As the day wore on and grew darker, we waited for all of the chickens to go up to roost. We grabbed our flashlights, walked through the pasture, and opened the coop door. The site that met our eyes made our hearts sink. There were only six chickens on the roost, Mini was no where to be found.

Exile is hard on anyone, but especially hard on a former leader. As we combed the barn and pasture with no success, I eventually saw a little bit of white on the ground next to the fence in a pile of leaves. It was Mini – just laying there. He hadn’t even bothered to go back to the coop for the night, he had simply given up.

We took Mini back to the house, gave him some food, and set him up in the dog crate for the night, hoping he’d have a little more spark by morning.

Spark….looking back these days I rather think I had wished for gracious humility instead of spark.

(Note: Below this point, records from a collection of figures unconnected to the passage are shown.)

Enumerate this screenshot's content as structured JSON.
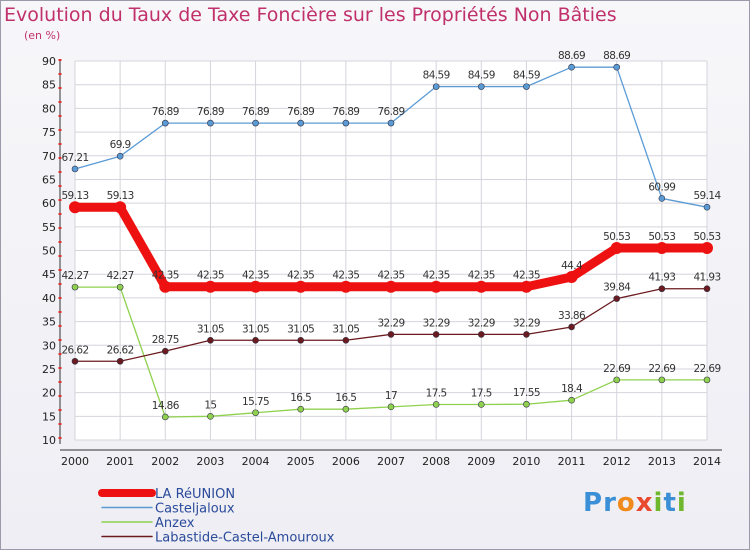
{
  "title": "Evolution du Taux de Taxe Foncière sur les Propriétés Non Bâties",
  "unit": "(en %)",
  "logo": {
    "text": "Proxiti",
    "letters": [
      "P",
      "r",
      "o",
      "x",
      "i",
      "t",
      "i"
    ],
    "colors": [
      "#3a8fd6",
      "#3a8fd6",
      "#f08a1c",
      "#e94a2f",
      "#6fb82e",
      "#3a8fd6",
      "#6fb82e"
    ]
  },
  "chart_data": {
    "type": "line",
    "x": [
      "2000",
      "2001",
      "2002",
      "2003",
      "2004",
      "2005",
      "2006",
      "2007",
      "2008",
      "2009",
      "2010",
      "2011",
      "2012",
      "2013",
      "2014"
    ],
    "ylim": [
      10,
      90
    ],
    "yticks": [
      10,
      15,
      20,
      25,
      30,
      35,
      40,
      45,
      50,
      55,
      60,
      65,
      70,
      75,
      80,
      85,
      90
    ],
    "grid": true,
    "legend_position": "bottom-left",
    "series": [
      {
        "name": "LA RéUNION",
        "color": "#ee1111",
        "width": 9,
        "marker": 6,
        "values": [
          59.13,
          59.13,
          42.35,
          42.35,
          42.35,
          42.35,
          42.35,
          42.35,
          42.35,
          42.35,
          42.35,
          44.4,
          50.53,
          50.53,
          50.53
        ],
        "labels": [
          "59.13",
          "59.13",
          "42.35",
          "42.35",
          "42.35",
          "42.35",
          "42.35",
          "42.35",
          "42.35",
          "42.35",
          "42.35",
          "44.4",
          "50.53",
          "50.53",
          "50.53"
        ]
      },
      {
        "name": "Casteljaloux",
        "color": "#5b9bd5",
        "width": 1.3,
        "marker": 3,
        "values": [
          67.21,
          69.9,
          76.89,
          76.89,
          76.89,
          76.89,
          76.89,
          76.89,
          84.59,
          84.59,
          84.59,
          88.69,
          88.69,
          60.99,
          59.14
        ],
        "labels": [
          "67.21",
          "69.9",
          "76.89",
          "76.89",
          "76.89",
          "76.89",
          "76.89",
          "76.89",
          "84.59",
          "84.59",
          "84.59",
          "88.69",
          "88.69",
          "60.99",
          "59.14"
        ]
      },
      {
        "name": "Anzex",
        "color": "#8fd14f",
        "width": 1.3,
        "marker": 3,
        "values": [
          42.27,
          42.27,
          14.86,
          15,
          15.75,
          16.5,
          16.5,
          17,
          17.5,
          17.5,
          17.55,
          18.4,
          22.69,
          22.69,
          22.69
        ],
        "labels": [
          "42.27",
          "42.27",
          "14.86",
          "15",
          "15.75",
          "16.5",
          "16.5",
          "17",
          "17.5",
          "17.5",
          "17.55",
          "18.4",
          "22.69",
          "22.69",
          "22.69"
        ]
      },
      {
        "name": "Labastide-Castel-Amouroux",
        "color": "#6b1a1f",
        "width": 1.3,
        "marker": 3,
        "values": [
          26.62,
          26.62,
          28.75,
          31.05,
          31.05,
          31.05,
          31.05,
          32.29,
          32.29,
          32.29,
          32.29,
          33.86,
          39.84,
          41.93,
          41.93
        ],
        "labels": [
          "26.62",
          "26.62",
          "28.75",
          "31.05",
          "31.05",
          "31.05",
          "31.05",
          "32.29",
          "32.29",
          "32.29",
          "32.29",
          "33.86",
          "39.84",
          "41.93",
          "41.93"
        ]
      }
    ]
  }
}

As the weeks progressed, Mini returned back to the coop, and Stephen and I found ourselves spending more and more of our free time doing what we called “chicken therapy.” Andy eventually allowed Mini back into the flock, but he still threw his weight around, literally all 11 pounds of it. Despite the occasional knockabout, things had become more peaceful than even our hopes anticipated.

But, that brings us back to gracious humility…and the wrong rooster’s lack of it.

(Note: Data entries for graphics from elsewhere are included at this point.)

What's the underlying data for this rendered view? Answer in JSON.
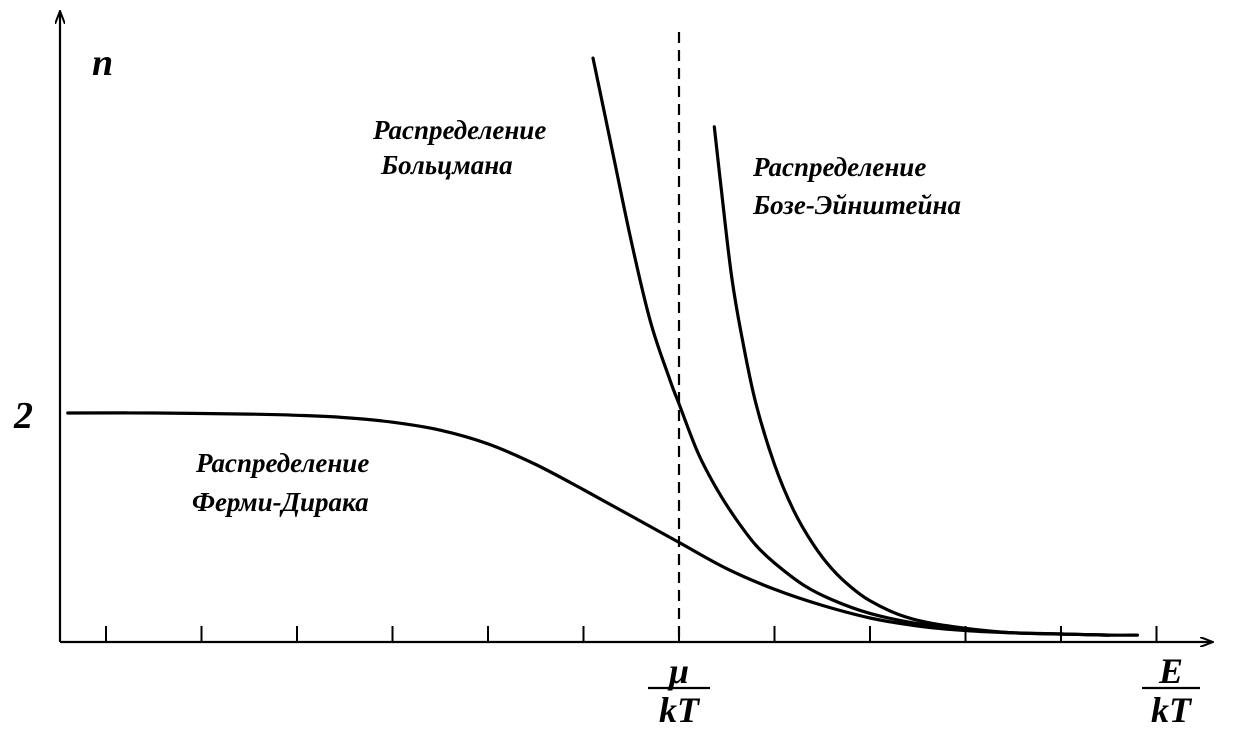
{
  "chart_data": {
    "type": "line",
    "title": "",
    "ylabel": "n",
    "ytick_label": "2",
    "mu_label": {
      "num": "μ",
      "den": "kT"
    },
    "x_label": {
      "num": "E",
      "den": "kT"
    },
    "xlim": [
      -6.5,
      5.3
    ],
    "ylim": [
      0,
      5.5
    ],
    "mu_x": 0,
    "grid": false,
    "ticks_x": [
      -6,
      -5,
      -4,
      -3,
      -2,
      -1,
      0,
      1,
      2,
      3,
      4,
      5
    ],
    "series": [
      {
        "key": "fermi",
        "name": "Распределение Ферми-Дирака",
        "label_lines": [
          "Распределение",
          "Ферми-Дирака"
        ],
        "x": [
          -6.4,
          -5.5,
          -4.5,
          -4.0,
          -3.5,
          -3.0,
          -2.5,
          -2.0,
          -1.5,
          -1.0,
          -0.5,
          0.0,
          0.5,
          1.0,
          1.5,
          2.0,
          2.5,
          3.0,
          3.5,
          4.0,
          4.5,
          4.8
        ],
        "y": [
          2.0,
          2.0,
          1.99,
          1.98,
          1.96,
          1.92,
          1.85,
          1.73,
          1.55,
          1.33,
          1.1,
          0.87,
          0.64,
          0.46,
          0.32,
          0.21,
          0.14,
          0.1,
          0.08,
          0.07,
          0.06,
          0.06
        ]
      },
      {
        "key": "boltzmann",
        "name": "Распределение Больцмана",
        "label_lines": [
          "Распределение",
          "Больцмана"
        ],
        "x": [
          -0.9,
          -0.7,
          -0.5,
          -0.3,
          -0.1,
          0.0,
          0.2,
          0.4,
          0.6,
          0.8,
          1.0,
          1.3,
          1.6,
          2.0,
          2.5,
          3.0,
          3.5,
          4.0,
          4.5
        ],
        "y": [
          5.1,
          4.3,
          3.5,
          2.8,
          2.3,
          2.08,
          1.65,
          1.33,
          1.07,
          0.85,
          0.69,
          0.5,
          0.37,
          0.25,
          0.16,
          0.11,
          0.08,
          0.07,
          0.06
        ]
      },
      {
        "key": "bose",
        "name": "Распределение Бозе-Эйнштейна",
        "label_lines": [
          "Распределение",
          "Бозе-Эйнштейна"
        ],
        "x": [
          0.37,
          0.45,
          0.55,
          0.65,
          0.8,
          1.0,
          1.2,
          1.4,
          1.6,
          1.8,
          2.0,
          2.3,
          2.6,
          3.0,
          3.5,
          4.0,
          4.5
        ],
        "y": [
          4.5,
          3.9,
          3.2,
          2.7,
          2.1,
          1.55,
          1.15,
          0.86,
          0.64,
          0.48,
          0.36,
          0.24,
          0.17,
          0.12,
          0.08,
          0.07,
          0.06
        ]
      }
    ]
  }
}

Andy has really been quite a surprise to us, and in some ways he always has been. He’s done a remarkable job at taking care of the hens and he’s never shown the least amount of aggression towards us – even when we pick him up, which he doesn’t like very much. He’s proved to be both calm and fair minded, sometimes a rare trait in a head rooster.



Mini, on the other hand, is  back to his old self….which means he’s back to biting and flogging, and we are the lucky recipients. It hurts and I don’t like it. I had hoped, perhaps dumbly, that this particular aspect of his personality had changed, but I’m not sure you can break what is inherently part of his genetic makeup.

So, here we are. We have two roosters….and where do we go from here?

I’d like to think that I don’t have an answer to this question, but if I’m being honest I probably do. I’m hurt and disappointed, I want things to be different. I want Mini to feel the same about me as I do about him; but he’s a chicken and he’s not supposed to, and he feels about me exactly the way he should. And that doesn’t make either of us right or wrong….and that is what makes the situation so hard.

So, here we are. We have two roosters….and that’s how it’s going to be for awhile, but probably not how it’s going to be forever. And, just like it took Mini awhile to get his confidence back, it’s going to take me awhile to get used to the fact that it’s not going to be both Mini and Andy forever.